Nell’epoca attuale, SIBO e IBS sono due patologie estremamente diffuse, con tassi di penetrazione nella popolazione particolarmente elevati e considerevoli implicazioni negative sullo stato di salute delle persone. Per questi motivi, sono entrambe oggetto di crescente attenzione da parte del mondo medico e della ricerca scientifica. I risultati non mancano e incoraggiano anzi l’individuazione di nuove piste per la diagnostica e le terapie.

Definizione e identificazione diagnostica

La Sindrome da Iperproliferazione Batterica del Tenue (SIBO – Small intestine bacterial overgrowth) è una condizione connotata dalla presenza di batteri nell’intestino in concentrazione superiore a quella fisiologica. Tale situazione di iper-colonizzazione batterica interferisce con le funzioni dell’intestino tenue, vale a dire la digestione e il successivo assorbimento degli alimenti ingeriti.
I sintomi classici sono diarrea e gonfiore addominale, accompagnato da dolore cronico.

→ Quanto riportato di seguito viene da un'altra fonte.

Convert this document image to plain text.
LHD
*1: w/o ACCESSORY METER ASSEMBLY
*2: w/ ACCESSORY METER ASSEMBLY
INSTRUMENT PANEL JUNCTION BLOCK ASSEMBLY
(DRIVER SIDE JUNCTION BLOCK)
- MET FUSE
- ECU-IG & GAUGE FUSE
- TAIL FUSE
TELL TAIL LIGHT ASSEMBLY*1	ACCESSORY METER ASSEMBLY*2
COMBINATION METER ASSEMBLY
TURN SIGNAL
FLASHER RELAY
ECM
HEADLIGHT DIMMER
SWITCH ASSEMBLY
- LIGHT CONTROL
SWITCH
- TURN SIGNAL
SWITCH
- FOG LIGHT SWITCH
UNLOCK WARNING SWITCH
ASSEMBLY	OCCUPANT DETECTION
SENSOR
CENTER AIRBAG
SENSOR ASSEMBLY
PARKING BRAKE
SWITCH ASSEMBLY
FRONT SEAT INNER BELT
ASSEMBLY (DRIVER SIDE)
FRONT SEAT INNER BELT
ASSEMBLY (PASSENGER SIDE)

La Sindrome dell’Intestino Irritabile (IBS) – un tempo chiamata colite spastica – è anch’essa un disturbo grave e debilitante, che nei Paesi Occidentali colpisce circa il 10% della popolazione, in particolare donne tra i 20 e i 50 anni.
Si caratterizza per un senso di fastidio intenso, sino al dolore, nella zona addominale, associato a gonfiore e distensione dell’intestino, cui corrispondono pure alterazioni nelle sue funzioni fisiologiche.

Sino a poco tempo fa, entrambe le patologie erano di difficile riconoscimento diagnostico, sia per la possibilità che i sintomi si presentassero sfumati, sia per la tendenza degli stessi a regredire, salvo poi ripresentarsi in maniera acuta e invalidante. Molti pazienti rimanevano quindi frustrati nell’incertezza di una situazione personale che poteva essere persino indicata come “psico-somatica”.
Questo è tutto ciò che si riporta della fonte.